Le thème de cette 22e Université était l’expertise médicale : est-elle le dernier rempart du médecin ? A l’évidence non à en croire Laurent Alexandre, à la fois médecin et énarque, fondateur du site Doctissimo, aujourd’hui tourné vers la génomique, l’intelligence artificielle et le mouvement transhumaniste qui fait fureur au sein de la Silicon Valley. L’expertise technique ne servira pas de rempart face aux inévitables mutations de l’exercice médical car l’intelligence artificielle fera à terme mieux que le meilleur des médecins pour accomplir la plupart des actes techniques. Les plateformes dans lesquelles investissent massivement, à coups de milliards de dollars, les GAFA, Microsoft ou IBM captent aujourd’hui des milliers de milliards d’informations (que nous leur fournissons gratuitement !) sur lesquelles reposera l’expertise technique de demain. Si bien que le meilleur des radiologues ne pourra pas rivaliser avec une plateforme sachant interpréter un scanner en faisant appel à l’expertise issue de l’analyse de plus de 500.000 images. Les premières spécialités concernées par la montée en puissance de l’intelligence artificielle, à moyen terme, sont donc la radiologie et l’anatomopathologie, mais aucune ne pourra à terme se réfugier derrière le seul rempart de l’expertise technique.

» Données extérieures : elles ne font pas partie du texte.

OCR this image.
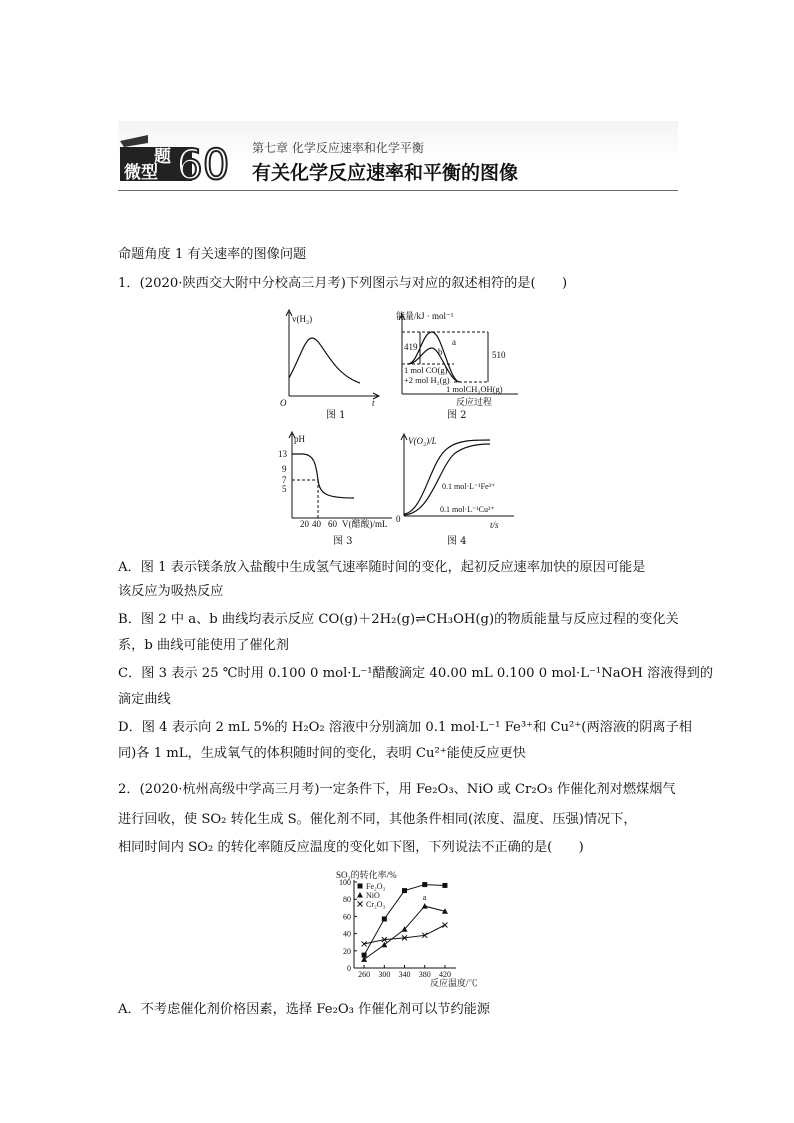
题
微型 60 第七章 化学反应速率和化学平衡
有关化学反应速率和平衡的图像
命题角度 1 有关速率的图像问题
1．(2020·陕西交大附中分校高三月考)下列图示与对应的叙述相符的是(　　)
v(H₂)
O	t
图 1
能量/kJ · mol⁻¹
419
510
a
b
1 mol CO(g)
+2 mol H₂(g)
1 molCH₃OH(g)
反应过程
图 2
pH
13
9
7
5
20 40 60 V(醋酸)/mL
图 3
V(O₂)/L
0
t/s
0.1 mol·L⁻¹Fe³⁺
0.1 mol·L⁻¹Cu²⁺
图 4
A．图 1 表示镁条放入盐酸中生成氢气速率随时间的变化，起初反应速率加快的原因可能是
该反应为吸热反应
B．图 2 中 a、b 曲线均表示反应 CO(g)＋2H₂(g)⇌CH₃OH(g)的物质能量与反应过程的变化关
系，b 曲线可能使用了催化剂
C．图 3 表示 25 ℃时用 0.100 0 mol·L⁻¹醋酸滴定 40.00 mL 0.100 0 mol·L⁻¹NaOH 溶液得到的
滴定曲线
D．图 4 表示向 2 mL 5%的 H₂O₂ 溶液中分别滴加 0.1 mol·L⁻¹ Fe³⁺和 Cu²⁺(两溶液的阴离子相
同)各 1 mL，生成氧气的体积随时间的变化，表明 Cu²⁺能使反应更快
2．(2020·杭州高级中学高三月考)一定条件下，用 Fe₂O₃、NiO 或 Cr₂O₃ 作催化剂对燃煤烟气
进行回收，使 SO₂ 转化生成 S。催化剂不同，其他条件相同(浓度、温度、压强)情况下，
相同时间内 SO₂ 的转化率随反应温度的变化如下图，下列说法不正确的是(　　)
SO₂的转化率/%
反应温度/℃
0
20
40
60
80
100
260 300 340 380 420
a
Fe₂O₃
NiO
Cr₂O₃
A．不考虑催化剂价格因素，选择 Fe₂O₃ 作催化剂可以节约能源
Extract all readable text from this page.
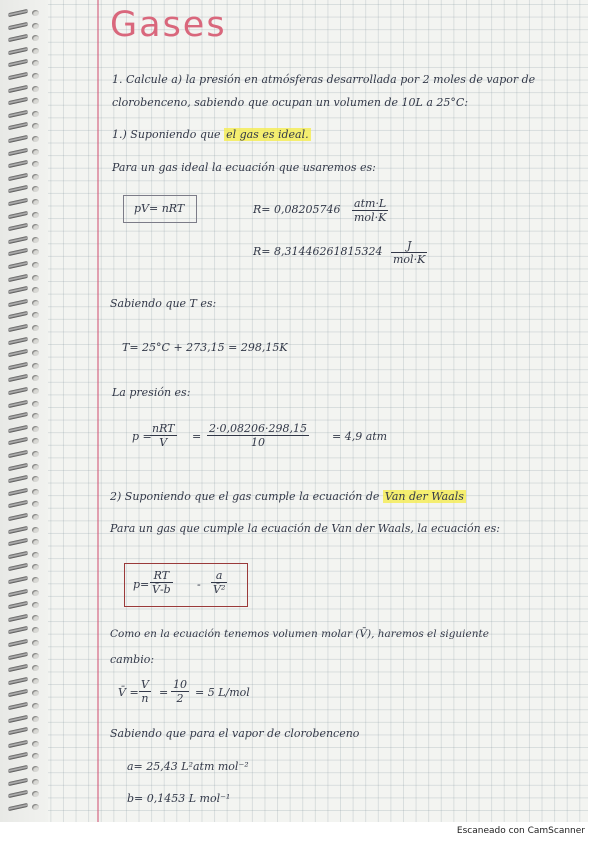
Gases
1. Calcule a) la presión en atmósferas desarrollada por 2 moles de vapor de
clorobenceno, sabiendo que ocupan un volumen de 10L a 25°C:
1.) Suponiendo que el gas es ideal.
Para un gas ideal la ecuación que usaremos es:
pV= nRT	R= 0,08205746 atm·L
mol·K
R= 8,31446261815324	J
mol·K
Sabiendo que T es:
T= 25°C + 273,15 = 298,15K
La presión es:
p =
nRT
V	= $\frac{2\cdot 0,08206\cdot 298,15}{10} = 4,9$ atm
2) Suponiendo que el gas cumple la ecuación de Van der Waals
Para un gas que cumple la ecuación de Van der Waals, la ecuación es:
$p= \frac{RT}{V̄-b} - \frac{a}{\text{V̄²}}$
Como en la ecuación tenemos volumen molar (V̄), haremos el siguiente
cambio:
V̄ = $\frac{V}{n} = \frac{10}{2} = 5$ L/mol
Sabiendo que para el vapor de clorobenceno
a= 25,43 L²atm mol⁻²
b= 0,1453 L mol⁻¹
Escaneado con CamScanner
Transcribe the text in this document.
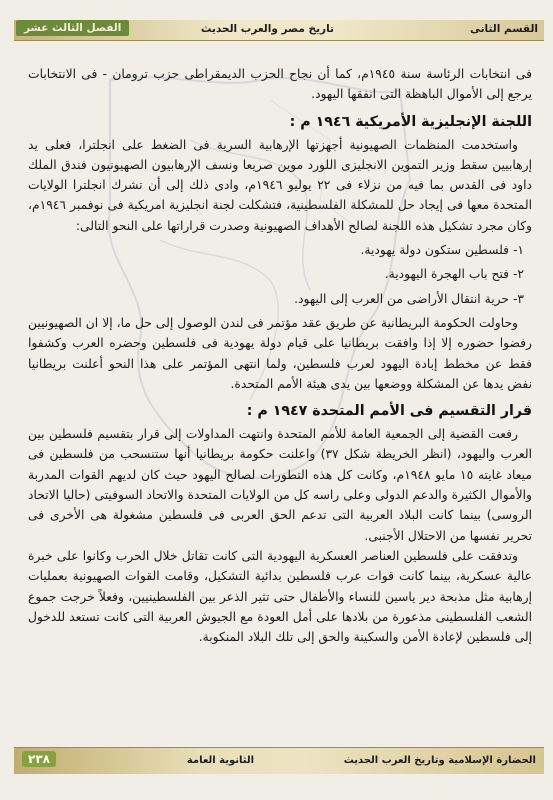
القسم الثانى
تاريخ مصر والعرب الحديث
الفصل الثالث عشر

فى انتخابات الرئاسة سنة ١٩٤٥م، كما أن نجاح الحزب الديمقراطى حزب ترومان - فى الانتخابات يرجع إلى الأموال الباهظة التى انفقها اليهود.

اللجنة الإنجليزية الأمريكية ١٩٤٦ م :

واستخدمت المنظمات الصهيونية أجهزتها الإرهابية السرية فى الضغط على انجلترا، فعلى يد إرهابيين سقط وزير التموين الانجليزى اللورد موين صريعا ونسف الإرهابيون الصهيونيون فندق الملك داود فى القدس بما فيه من نزلاء فى ٢٢ يوليو ١٩٤٦م، وادى ذلك إلى أن تشرك انجلترا الولايات المتحدة معها فى إيجاد حل للمشكلة الفلسطينية، فتشكلت لجنة انجليزية امريكية فى نوفمبر ١٩٤٦م، وكان مجرد تشكيل هذه اللجنة لصالح الأهداف الصهيونية وصدرت قراراتها على النحو التالى:

١- فلسطين ستكون دولة يهودية.
٢- فتح باب الهجرة اليهودية.
٣- حرية انتقال الأراضى من العرب إلى اليهود.

وحاولت الحكومة البريطانية عن طريق عقد مؤتمر فى لندن الوصول إلى حل ما، إلا ان الصهيونيين رفضوا حضوره إلا إذا وافقت بريطانيا على قيام دولة يهودية فى فلسطين وحضره العرب وكشفوا فقط عن مخطط إبادة اليهود لعرب فلسطين، ولما انتهى المؤتمر على هذا النحو أعلنت بريطانيا نفض يدها عن المشكلة ووضعها بين يدى هيئة الأمم المتحدة.

قرار التقسيم فى الأمم المتحدة ١٩٤٧ م :

رفعت القضية إلى الجمعية العامة للأمم المتحدة وانتهت المداولات إلى قرار بتقسيم فلسطين بين العرب واليهود، (انظر الخريطة شكل ٣٧) واعلنت حكومة بريطانيا أنها ستنسحب من فلسطين فى ميعاد غايته ١٥ مايو ١٩٤٨م، وكانت كل هذه التطورات لصالح اليهود حيث كان لديهم القوات المدربة والأموال الكثيرة والدعم الدولى وعلى راسه كل من الولايات المتحدة والاتحاد السوفيتى (حاليا الاتحاد الروسى) بينما كانت البلاد العربية التى تدعم الحق العربى فى فلسطين مشغولة هى الأخرى فى تحرير نفسها من الاحتلال الأجنبى.

وتدفقت على فلسطين العناصر العسكرية اليهودية التى كانت تقاتل خلال الحرب وكانوا على خبرة عالية عسكرية، بينما كانت قوات عرب فلسطين بدائية التشكيل، وقامت القوات الصهيونية بعمليات إرهابية مثل مذبحة دير ياسين للنساء والأطفال حتى تثير الذعر بين الفلسطينيين، وفعلاً خرجت جموع الشعب الفلسطينى مذعورة من بلادها على أمل العودة مع الجيوش العربية التى كانت تستعد للدخول إلى فلسطين لإعادة الأمن والسكينة والحق إلى تلك البلاد المنكوبة.

الحضارة الإسلامية وتاريخ العرب الحديث
الثانوية العامة
٢٣٨
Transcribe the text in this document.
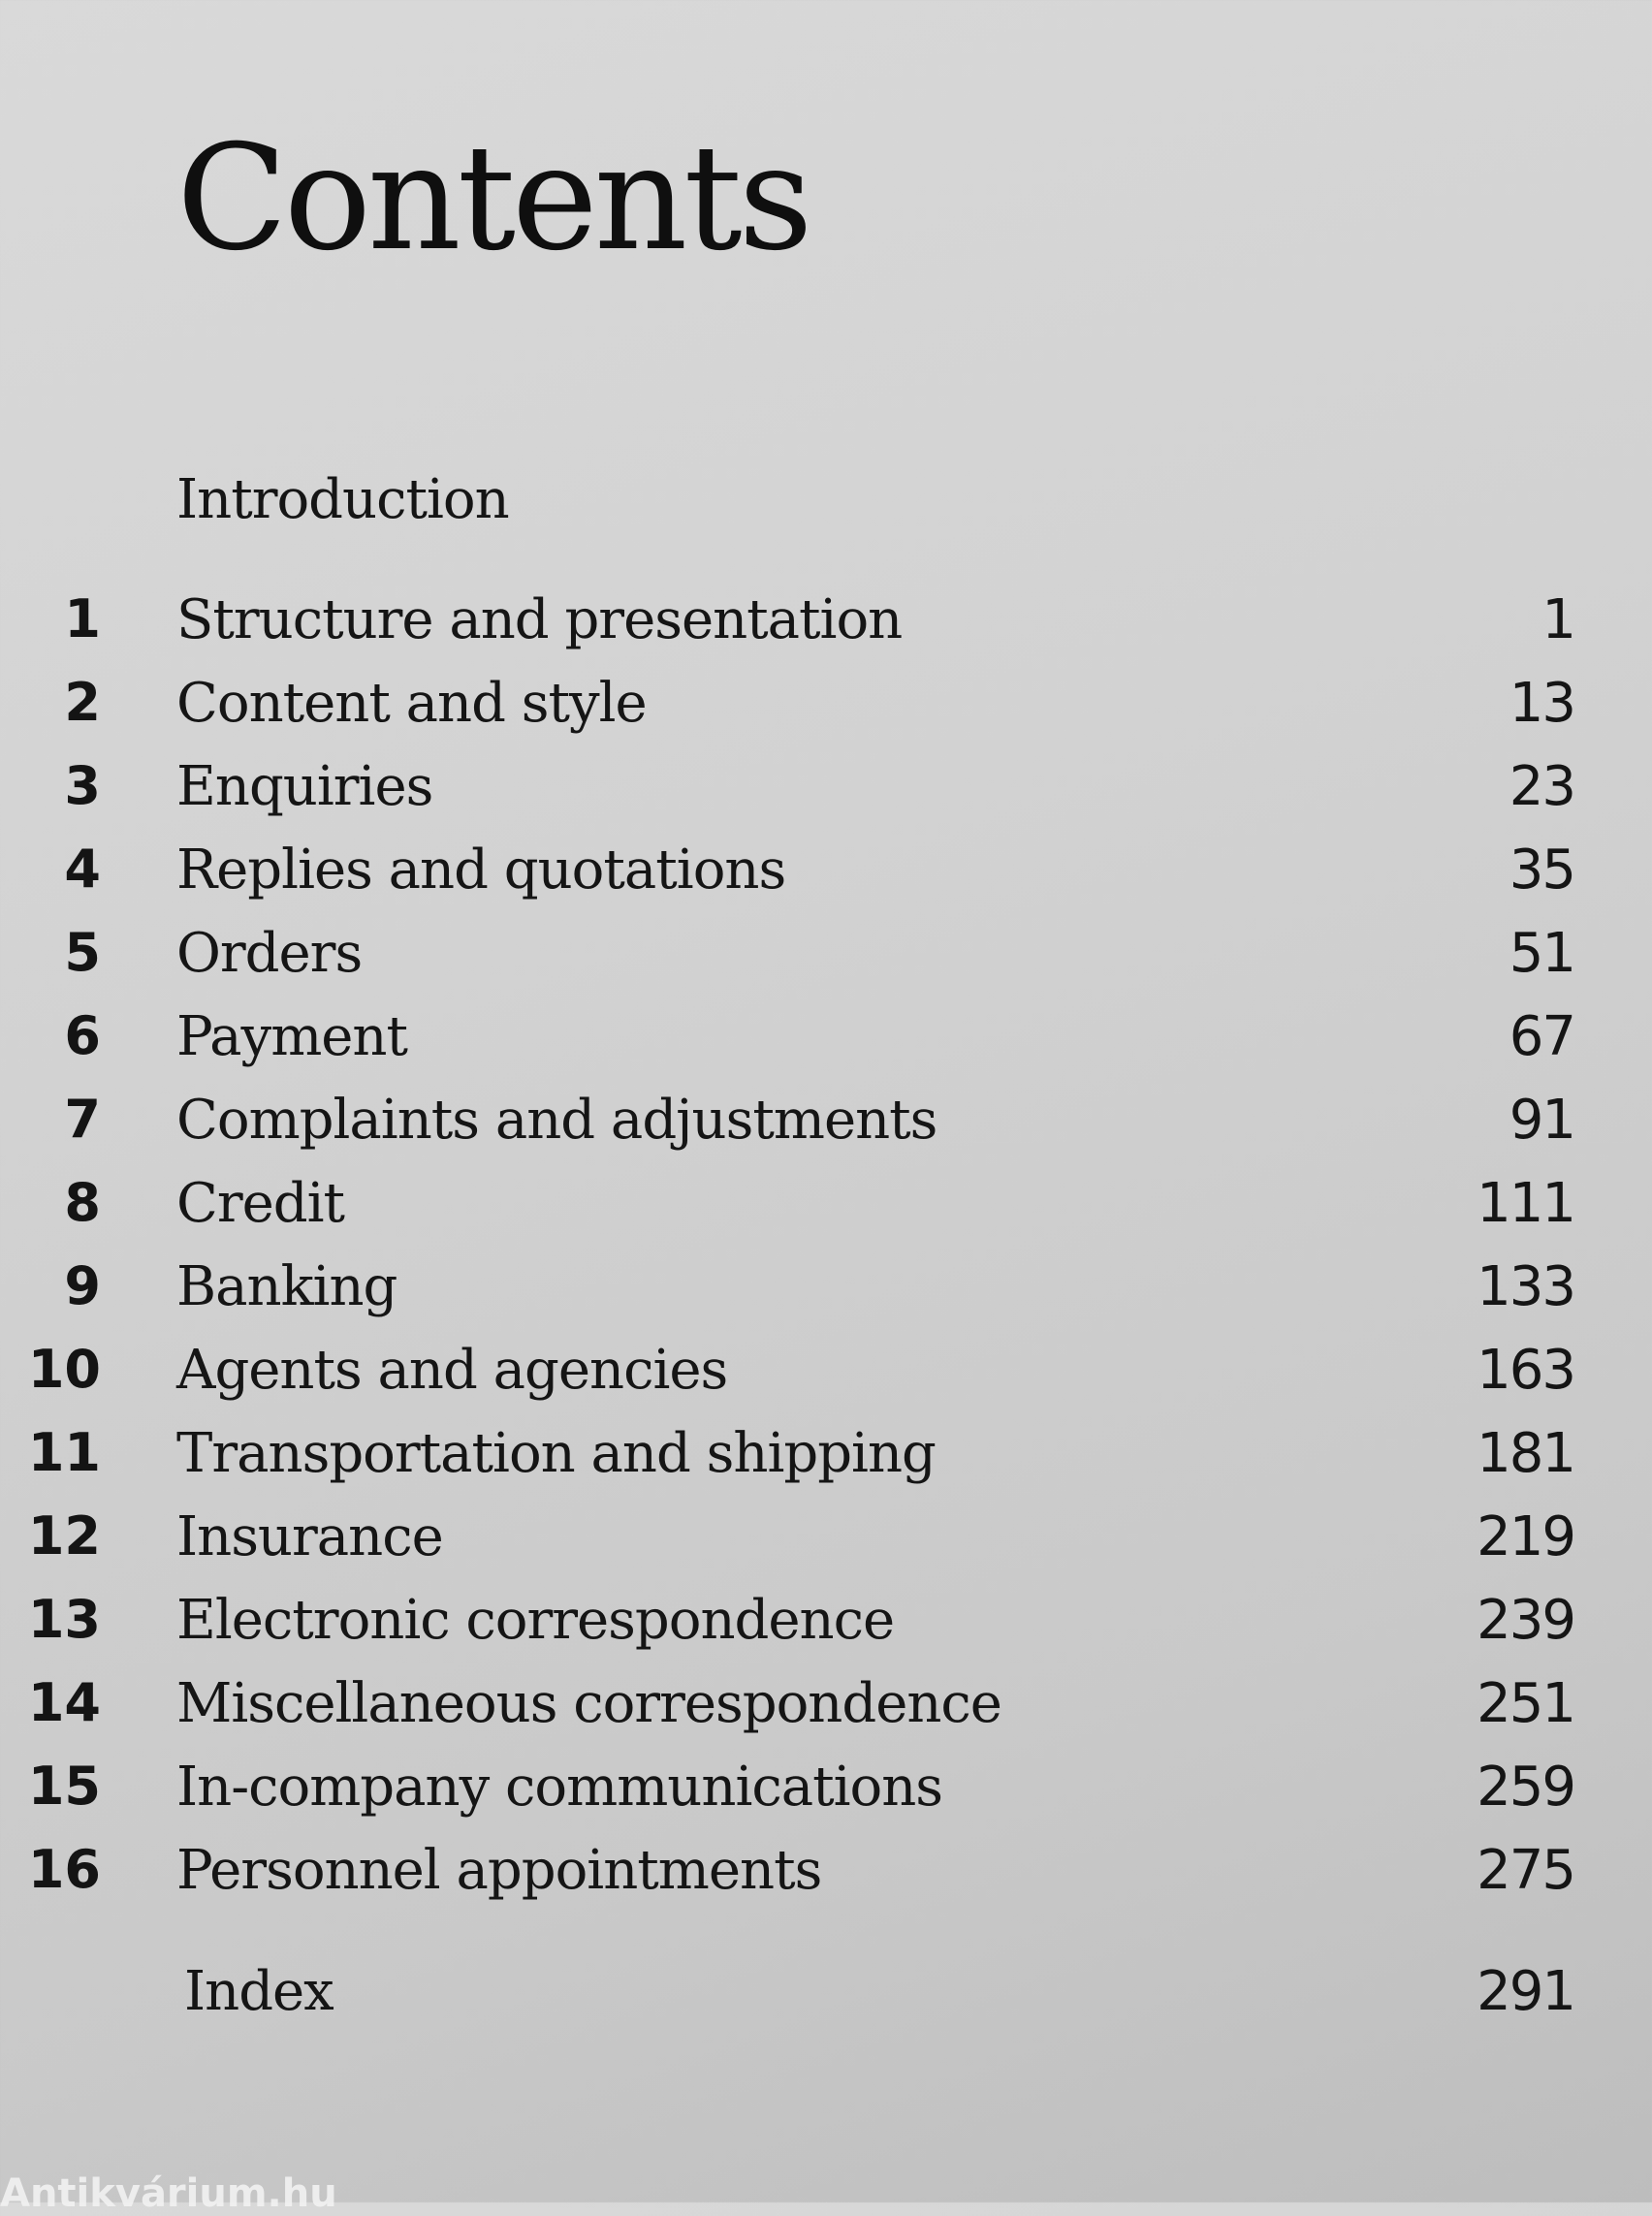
Contents
Introduction
1 Structure and presentation	1
2 Content and style	13
3 Enquiries	23
4 Replies and quotations	35
5 Orders	51
6 Payment	67
7 Complaints and adjustments	91
8 Credit	111
9 Banking	133
10 Agents and agencies	163
11 Transportation and shipping	181
12 Insurance	219
13 Electronic correspondence	239
14 Miscellaneous correspondence	251
15 In-company communications	259
16 Personnel appointments	275
Index	291
Antikvárium.hu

Cette intelligence artificielle dite faible car n’ayant pas conscience d’elle-même au contraire d’une intelligence artificielle forte, relègue au rang de conversation de café du commerce le débat actuel sur la esanté dominé par les applications et autres objets connectés qui, comme le rappelle Laurent Alexandre, relèvent pour la plupart du gadget, terminant dans un placard en moins de temps qu’il n’en faut pour le dire ! Le vrai défi, c’est bien celui de l’intelligence artificielle qui fait l’objet d’une bataille de géants mondiaux, principalement situés aux Etats-Unis ou en Asie. Uber a désormais pour objectif de se passer de chauffeurs, par exemple avec la Google-Car. Demain, les plateformes aux mains de ces quelques géants mondiaux tenteront-elles d’évincer le médecin ou celui-ci, comme le défend le Pr Guy Vallancien, survivra-t-il grâce à son art de la transgression, sa capacité à sortir des algorithmes pour gérer la complexité de l’humain et intégrer la dimension médicosociale associée à chaque situation médicale ?

L’urgence sera aussi d’encadrer ces évolutions car avec le développement de l’intelligence artificielle, la menace de l’eugénisme n’est jamais loin. Déjà plus d’un Chinois sur deux accepterait des manipulations génétiques permettant d’augmenter le QI de sa descendance ! Un résultat qui n’est pas pour surprendre Laurent Alexandre compte tenu du niveau d’acceptation de l’individu face aux promesses de la technologie. Qui s’insurge aujourd’hui contre ces plateformes mondiales qui se nourrissent de toutes les données que nous produisons dans nos activités quotidiennes ? Avec quel régulateur, forcément transnational, et sur quels principes éthiques, encadrer ces évolutions ?

Des enjeux qui nous élèvent bien au-delà de la loi de santé et du texte conventionnel qui n’intègrent pas la dimension prospective pourtant essentielle comme en témoigne le thème central de cette Université de la CSMF.